Stagecoach launched service X1, branded as 'Humber Flyer', between Grimsby, Humberside Airport, and Hull in 2003 to partially replace service 909 that had connected Hull and Grimsby with Scunthorpe, Doncaster and Sheffield. Between 2005 and 2006, the service faced the threat of being axed due to cost issues connected to the toll payments for crossing the Humber Bridge. In Spring 2007, the service was diverted via Keelby and Laceby, and extended via Cleethorpes to New Waltham (replacing the service 12). The April 2009 the route number was changed from X1 to Humber Flyer, with a route change east of Grimsby Town Centre.

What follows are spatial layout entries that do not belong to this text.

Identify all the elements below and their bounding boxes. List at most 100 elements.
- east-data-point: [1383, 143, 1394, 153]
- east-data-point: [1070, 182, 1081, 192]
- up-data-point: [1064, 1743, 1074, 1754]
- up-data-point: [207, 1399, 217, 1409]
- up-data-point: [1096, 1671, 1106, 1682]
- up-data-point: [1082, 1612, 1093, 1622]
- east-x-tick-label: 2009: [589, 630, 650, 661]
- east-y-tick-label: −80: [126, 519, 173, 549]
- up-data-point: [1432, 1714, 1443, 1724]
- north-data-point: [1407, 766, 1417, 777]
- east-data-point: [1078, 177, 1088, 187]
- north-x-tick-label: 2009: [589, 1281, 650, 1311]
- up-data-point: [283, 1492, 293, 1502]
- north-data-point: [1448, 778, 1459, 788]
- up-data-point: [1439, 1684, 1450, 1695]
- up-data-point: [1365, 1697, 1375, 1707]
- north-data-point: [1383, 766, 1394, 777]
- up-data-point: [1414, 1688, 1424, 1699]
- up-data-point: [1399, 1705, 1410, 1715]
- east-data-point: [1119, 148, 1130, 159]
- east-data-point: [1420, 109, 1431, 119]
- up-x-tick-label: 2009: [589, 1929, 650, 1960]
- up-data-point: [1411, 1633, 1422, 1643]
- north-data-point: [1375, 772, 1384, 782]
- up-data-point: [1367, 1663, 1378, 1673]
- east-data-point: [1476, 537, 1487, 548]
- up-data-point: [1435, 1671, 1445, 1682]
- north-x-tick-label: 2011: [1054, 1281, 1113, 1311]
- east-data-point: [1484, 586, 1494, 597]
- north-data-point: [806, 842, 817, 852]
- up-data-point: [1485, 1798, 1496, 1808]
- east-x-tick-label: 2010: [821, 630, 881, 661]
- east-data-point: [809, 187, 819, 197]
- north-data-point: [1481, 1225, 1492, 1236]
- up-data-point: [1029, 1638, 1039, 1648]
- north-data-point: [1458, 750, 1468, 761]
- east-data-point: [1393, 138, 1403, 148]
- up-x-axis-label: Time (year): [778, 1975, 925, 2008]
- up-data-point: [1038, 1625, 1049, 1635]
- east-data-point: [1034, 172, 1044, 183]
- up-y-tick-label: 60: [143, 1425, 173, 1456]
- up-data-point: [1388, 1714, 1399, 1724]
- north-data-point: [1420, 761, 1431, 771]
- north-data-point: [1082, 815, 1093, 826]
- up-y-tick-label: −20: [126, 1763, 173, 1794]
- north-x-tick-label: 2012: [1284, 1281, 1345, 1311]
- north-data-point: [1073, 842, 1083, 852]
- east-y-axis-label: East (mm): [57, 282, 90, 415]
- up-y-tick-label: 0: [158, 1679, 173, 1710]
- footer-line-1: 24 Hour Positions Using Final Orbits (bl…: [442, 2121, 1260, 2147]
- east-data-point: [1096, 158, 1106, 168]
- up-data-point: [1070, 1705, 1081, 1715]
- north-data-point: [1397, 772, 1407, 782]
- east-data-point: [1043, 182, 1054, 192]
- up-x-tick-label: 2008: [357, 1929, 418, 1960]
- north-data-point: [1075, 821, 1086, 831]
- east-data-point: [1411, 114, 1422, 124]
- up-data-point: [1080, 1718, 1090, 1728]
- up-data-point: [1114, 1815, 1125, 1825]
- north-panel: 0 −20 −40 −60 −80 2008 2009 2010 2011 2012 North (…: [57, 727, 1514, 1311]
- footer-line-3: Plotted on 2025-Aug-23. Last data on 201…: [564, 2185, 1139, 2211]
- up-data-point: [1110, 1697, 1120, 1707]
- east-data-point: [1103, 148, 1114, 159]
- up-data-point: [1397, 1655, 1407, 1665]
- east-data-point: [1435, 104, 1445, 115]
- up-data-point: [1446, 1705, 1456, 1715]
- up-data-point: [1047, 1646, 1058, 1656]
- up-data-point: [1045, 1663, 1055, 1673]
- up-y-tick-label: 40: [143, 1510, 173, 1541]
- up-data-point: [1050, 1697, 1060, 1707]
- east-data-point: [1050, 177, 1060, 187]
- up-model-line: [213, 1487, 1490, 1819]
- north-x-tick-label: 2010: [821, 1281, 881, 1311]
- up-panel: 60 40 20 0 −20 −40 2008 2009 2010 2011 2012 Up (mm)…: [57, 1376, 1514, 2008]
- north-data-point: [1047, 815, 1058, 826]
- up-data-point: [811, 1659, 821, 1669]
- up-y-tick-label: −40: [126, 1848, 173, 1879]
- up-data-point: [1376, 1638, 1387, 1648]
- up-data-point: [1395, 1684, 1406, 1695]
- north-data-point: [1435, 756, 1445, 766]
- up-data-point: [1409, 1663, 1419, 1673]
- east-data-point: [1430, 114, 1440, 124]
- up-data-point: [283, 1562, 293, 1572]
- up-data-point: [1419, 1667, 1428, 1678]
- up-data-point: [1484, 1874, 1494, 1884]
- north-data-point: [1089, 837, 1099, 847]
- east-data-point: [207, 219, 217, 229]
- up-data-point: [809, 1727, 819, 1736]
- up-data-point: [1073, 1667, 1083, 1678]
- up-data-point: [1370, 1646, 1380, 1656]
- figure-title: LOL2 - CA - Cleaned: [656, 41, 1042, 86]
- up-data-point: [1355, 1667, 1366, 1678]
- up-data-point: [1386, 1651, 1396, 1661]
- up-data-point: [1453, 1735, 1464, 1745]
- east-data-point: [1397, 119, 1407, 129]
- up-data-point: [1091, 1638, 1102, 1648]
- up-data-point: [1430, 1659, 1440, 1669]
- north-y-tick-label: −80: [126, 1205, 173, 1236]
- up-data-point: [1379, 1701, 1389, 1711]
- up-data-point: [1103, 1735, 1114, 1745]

The service operated via Weelsby Road and Cleethorpes Seafront, to terminate at Pleasure Island Theme Park. In April 2010, the service was diverted to serve Barton-upon-Humber, and was curtailed to terminate at Cleethorpes Pier.

Dedicated branded vehicles were introduced to the route in February 2015, with four Alexander Dennis Enviro300s gaining a blue-based 'Humber Flyer' livery.

In September 2020, the 250 was rerouted to no longer serve Humberside Airport, instead serving the villages of Barrow upon Humber, Thornton Curtis, Wootton and Ulceby.

In May 2023 the route was shortened to only service Grimsby and Hull via the Humber Bridge, removing the Cleethorpes section of the route. In June, the service was rebranded to 'TwoFifty', coinciding with the introduction of four blue-branded Alexander Dennis Enviro200 MMCs on the service to replace the existing Enviro300s.

===Phone 'n' Ride===
Stagecoach Grimsby-Cleethorpes are contracted by North East Lincolnshire Council to run the 'Phone 'n' Ride' demand-responsive transport service. First established by the council in 2005, this is currently operated with a fleet of Mercedes-Benz Sprinter minibuses, which operate around Grimsby, Cleethorpes and surrounding areas.